Im Affekt: Zwangsouting unter Getöse

Nr. 40 –

Wer Literatur studiert, lernt, dass der Autor, die Autorin tot ist. Das ist nicht wörtlich zu nehmen. Es bedeutet bloss, dass er oder sie uns beim Interpretieren der Werke nicht zu interessieren hat. Man mag das verstiegen finden, aber eigentlich ist es eine wohltuende Intervention. Endlich kann man über die Bücher reden, ohne sich in biografischen Details von zweifelhafter Herkunft und Relevanz zu verlieren. Sogar die AutorInnen geben ja gern zu, dass sie ihre Texte für klüger halten als sich selbst. Richtig durchgesetzt hat sich die Haltung trotzdem nicht. Personenkult ist halt einfacher, als sich mit Literatur zu beschäftigen.

Der letzte abstossende Beweis dafür ist die Jagd auf die Bestsellerautorin Elena Ferrante. Unter diesem Pseudonym hat eine unbekannte Italienerin zuletzt einen vierteiligen Romanzyklus geschaffen, die «neapolitanische Saga», über eine Frauenfreundschaft während der Nachkriegszeit. Die Bücher geben auf der halben Welt zu reden, kürzlich erschien der erste Band auch auf Deutsch.

Bis jetzt schien es den zahlreichen LeserInnen nichts auszumachen, dass sie das Gesicht hinter den Büchern nicht kannten.
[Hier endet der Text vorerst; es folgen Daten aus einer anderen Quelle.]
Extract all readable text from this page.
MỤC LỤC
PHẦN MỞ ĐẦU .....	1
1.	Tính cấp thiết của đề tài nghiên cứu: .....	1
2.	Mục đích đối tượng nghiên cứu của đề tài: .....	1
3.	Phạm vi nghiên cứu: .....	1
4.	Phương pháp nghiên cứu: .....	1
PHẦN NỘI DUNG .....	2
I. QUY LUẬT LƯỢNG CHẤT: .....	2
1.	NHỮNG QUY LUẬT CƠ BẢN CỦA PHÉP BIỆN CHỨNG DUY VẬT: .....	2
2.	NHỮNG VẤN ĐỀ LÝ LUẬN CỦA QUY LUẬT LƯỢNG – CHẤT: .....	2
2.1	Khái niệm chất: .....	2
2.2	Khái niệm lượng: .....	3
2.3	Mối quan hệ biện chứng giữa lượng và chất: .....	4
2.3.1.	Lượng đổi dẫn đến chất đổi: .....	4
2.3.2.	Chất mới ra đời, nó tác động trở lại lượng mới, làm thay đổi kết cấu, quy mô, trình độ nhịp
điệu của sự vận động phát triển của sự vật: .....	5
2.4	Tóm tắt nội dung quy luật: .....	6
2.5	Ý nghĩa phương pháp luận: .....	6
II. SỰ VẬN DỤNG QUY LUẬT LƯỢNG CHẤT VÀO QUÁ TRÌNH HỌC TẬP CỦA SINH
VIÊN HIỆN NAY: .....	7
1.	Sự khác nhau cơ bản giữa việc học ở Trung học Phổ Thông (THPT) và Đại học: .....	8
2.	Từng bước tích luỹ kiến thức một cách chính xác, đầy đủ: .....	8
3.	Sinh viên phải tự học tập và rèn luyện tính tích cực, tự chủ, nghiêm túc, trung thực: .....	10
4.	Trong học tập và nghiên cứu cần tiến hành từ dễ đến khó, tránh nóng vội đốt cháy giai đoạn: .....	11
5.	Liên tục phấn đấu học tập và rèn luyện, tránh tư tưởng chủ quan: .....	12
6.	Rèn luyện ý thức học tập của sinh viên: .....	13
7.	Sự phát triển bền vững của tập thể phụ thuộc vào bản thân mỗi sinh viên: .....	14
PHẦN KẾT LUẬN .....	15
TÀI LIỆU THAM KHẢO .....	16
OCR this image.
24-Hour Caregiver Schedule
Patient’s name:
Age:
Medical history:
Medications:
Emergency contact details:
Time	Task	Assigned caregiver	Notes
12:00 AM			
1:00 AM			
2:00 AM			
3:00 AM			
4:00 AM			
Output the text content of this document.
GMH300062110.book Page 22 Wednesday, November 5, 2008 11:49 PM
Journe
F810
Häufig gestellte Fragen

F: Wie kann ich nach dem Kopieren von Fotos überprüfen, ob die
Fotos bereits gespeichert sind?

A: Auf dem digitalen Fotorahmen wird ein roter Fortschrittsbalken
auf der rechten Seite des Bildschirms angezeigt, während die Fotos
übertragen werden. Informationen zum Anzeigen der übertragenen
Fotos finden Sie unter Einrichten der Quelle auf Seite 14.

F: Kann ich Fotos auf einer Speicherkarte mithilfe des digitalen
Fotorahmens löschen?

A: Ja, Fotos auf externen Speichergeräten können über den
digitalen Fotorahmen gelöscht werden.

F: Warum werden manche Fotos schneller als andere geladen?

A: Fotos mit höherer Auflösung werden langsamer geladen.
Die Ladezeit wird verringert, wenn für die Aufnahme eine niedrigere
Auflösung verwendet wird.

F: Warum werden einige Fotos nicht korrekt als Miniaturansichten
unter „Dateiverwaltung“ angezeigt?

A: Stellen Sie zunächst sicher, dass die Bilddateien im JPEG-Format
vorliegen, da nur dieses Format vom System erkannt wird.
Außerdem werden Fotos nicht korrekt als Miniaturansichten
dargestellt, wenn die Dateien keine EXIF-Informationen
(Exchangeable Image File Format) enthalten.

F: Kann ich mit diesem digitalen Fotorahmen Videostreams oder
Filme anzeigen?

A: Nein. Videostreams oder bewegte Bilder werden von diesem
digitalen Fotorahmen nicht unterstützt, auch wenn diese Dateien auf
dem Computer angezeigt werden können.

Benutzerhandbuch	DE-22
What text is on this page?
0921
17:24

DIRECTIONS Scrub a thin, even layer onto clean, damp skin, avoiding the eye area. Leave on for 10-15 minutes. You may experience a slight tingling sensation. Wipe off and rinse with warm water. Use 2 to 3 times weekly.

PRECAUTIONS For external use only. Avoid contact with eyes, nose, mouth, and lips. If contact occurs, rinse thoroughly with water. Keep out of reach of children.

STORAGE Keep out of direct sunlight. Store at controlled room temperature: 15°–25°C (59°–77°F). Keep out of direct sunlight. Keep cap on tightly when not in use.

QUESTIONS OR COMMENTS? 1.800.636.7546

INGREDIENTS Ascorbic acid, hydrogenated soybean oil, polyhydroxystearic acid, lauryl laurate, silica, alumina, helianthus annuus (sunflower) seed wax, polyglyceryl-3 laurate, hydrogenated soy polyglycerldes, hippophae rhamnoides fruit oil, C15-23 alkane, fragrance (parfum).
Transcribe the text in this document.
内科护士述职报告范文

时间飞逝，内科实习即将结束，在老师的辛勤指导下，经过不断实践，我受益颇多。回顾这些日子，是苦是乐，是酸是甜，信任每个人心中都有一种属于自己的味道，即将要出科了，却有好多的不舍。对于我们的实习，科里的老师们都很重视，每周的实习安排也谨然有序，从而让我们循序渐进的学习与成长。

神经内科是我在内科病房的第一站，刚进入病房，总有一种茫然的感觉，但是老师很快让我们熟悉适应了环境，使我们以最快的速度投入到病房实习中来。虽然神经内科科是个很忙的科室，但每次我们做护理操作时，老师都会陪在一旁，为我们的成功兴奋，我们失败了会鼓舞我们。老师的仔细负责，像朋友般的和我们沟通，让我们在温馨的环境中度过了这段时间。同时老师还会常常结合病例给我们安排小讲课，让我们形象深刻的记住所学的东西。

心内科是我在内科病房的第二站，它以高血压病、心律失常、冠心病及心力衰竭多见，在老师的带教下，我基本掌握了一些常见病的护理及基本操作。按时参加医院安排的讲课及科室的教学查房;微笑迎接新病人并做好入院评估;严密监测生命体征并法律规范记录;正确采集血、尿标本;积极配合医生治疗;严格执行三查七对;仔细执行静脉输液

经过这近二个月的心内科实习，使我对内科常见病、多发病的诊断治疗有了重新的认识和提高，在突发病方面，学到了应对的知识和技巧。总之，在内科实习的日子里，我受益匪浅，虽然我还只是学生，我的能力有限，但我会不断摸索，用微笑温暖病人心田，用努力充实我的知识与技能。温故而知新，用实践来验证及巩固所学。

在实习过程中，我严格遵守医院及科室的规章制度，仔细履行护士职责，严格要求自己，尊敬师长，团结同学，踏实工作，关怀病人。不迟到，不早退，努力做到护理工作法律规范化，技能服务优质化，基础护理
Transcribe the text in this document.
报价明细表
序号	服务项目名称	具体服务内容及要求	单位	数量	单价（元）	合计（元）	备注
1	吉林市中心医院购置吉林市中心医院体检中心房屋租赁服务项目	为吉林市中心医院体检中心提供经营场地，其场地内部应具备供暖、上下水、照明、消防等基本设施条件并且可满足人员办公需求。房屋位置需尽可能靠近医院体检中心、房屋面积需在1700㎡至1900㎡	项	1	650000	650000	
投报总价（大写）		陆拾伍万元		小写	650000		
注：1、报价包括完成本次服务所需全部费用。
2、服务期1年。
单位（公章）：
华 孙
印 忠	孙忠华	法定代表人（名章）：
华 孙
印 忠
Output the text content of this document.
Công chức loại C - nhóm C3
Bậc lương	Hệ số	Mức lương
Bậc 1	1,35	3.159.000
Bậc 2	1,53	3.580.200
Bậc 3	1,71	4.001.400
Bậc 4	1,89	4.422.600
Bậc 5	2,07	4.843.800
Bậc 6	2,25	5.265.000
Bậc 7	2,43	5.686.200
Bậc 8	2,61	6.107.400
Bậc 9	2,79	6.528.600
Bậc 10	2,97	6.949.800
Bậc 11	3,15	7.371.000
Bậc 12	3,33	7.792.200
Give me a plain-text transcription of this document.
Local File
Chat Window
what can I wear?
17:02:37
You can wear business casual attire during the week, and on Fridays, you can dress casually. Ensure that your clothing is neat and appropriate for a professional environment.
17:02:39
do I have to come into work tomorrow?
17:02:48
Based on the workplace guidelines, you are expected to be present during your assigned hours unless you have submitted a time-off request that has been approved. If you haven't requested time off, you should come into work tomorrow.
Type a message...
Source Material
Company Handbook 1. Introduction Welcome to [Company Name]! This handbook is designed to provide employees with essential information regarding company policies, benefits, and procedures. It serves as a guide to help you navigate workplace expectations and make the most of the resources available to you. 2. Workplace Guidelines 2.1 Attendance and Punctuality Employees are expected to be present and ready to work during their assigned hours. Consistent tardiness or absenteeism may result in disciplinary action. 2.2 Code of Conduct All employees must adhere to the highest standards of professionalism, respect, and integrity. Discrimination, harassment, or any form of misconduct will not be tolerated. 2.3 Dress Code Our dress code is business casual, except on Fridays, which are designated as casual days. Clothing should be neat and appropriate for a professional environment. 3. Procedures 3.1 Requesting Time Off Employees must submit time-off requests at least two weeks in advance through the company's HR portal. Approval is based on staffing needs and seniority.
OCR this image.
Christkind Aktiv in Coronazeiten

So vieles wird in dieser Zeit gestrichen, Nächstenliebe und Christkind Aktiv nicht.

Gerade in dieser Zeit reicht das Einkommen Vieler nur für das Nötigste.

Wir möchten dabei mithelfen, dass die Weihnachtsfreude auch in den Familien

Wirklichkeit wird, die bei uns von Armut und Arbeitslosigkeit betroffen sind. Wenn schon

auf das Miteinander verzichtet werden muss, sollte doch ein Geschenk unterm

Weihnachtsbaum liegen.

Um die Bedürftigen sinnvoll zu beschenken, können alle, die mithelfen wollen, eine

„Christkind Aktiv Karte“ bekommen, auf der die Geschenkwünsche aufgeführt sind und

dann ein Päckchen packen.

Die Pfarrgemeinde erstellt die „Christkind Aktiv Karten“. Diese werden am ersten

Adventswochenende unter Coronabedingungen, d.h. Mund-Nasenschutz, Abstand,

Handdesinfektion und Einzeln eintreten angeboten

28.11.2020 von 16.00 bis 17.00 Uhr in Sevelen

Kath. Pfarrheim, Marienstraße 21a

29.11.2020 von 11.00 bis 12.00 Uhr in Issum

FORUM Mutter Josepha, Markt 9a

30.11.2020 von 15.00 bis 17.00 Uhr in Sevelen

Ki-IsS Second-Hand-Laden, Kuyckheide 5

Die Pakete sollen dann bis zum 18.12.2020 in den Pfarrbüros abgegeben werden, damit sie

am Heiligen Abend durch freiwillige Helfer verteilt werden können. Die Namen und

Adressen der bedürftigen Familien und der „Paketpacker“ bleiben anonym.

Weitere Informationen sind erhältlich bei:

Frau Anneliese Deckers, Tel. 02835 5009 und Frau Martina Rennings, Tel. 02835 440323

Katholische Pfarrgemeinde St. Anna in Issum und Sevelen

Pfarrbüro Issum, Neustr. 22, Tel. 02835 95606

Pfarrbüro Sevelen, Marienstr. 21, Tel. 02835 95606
Nun will ein italienischer «Investigativjournalist» herausgefunden haben, wer hinter Ferrante steckt: angeblich eine Übersetzerin mit deutschen Vorfahren.

Unter mächtigem Getöse wurden die Recherchen weltweit gleichzeitig in mehreren Publikationen veröffentlicht. Aufgrund verdächtiger Kontobewegungen sei Ferrante dekuvriert worden. Diese hatte ihrerseits bereits vor dem Outing angekündigt, dass sie aufhören werde zu schreiben, wenn sie enttarnt werde. Fragt sich also ernsthaft, wem die grosse Enthüllungsaktion letztlich dienen soll.

Ach, hätte der Journalist seine Energien und Geldflussrecherchen doch dazu verwendet, Leuten auf die Schliche zu kommen, die es wirklich verdient haben, ans Licht der Öffentlichkeit und zur Rechenschaft gezerrt zu werden. Uns würden da spontan zwei, drei KandidatInnen einfallen.

Und wie rechtfertigt sich der Enthüllungsjournalist? Der Erfolg von Ferrantes Büchern habe das Aufspüren ihrer wahren Identität «praktisch unausweichlich» gemacht.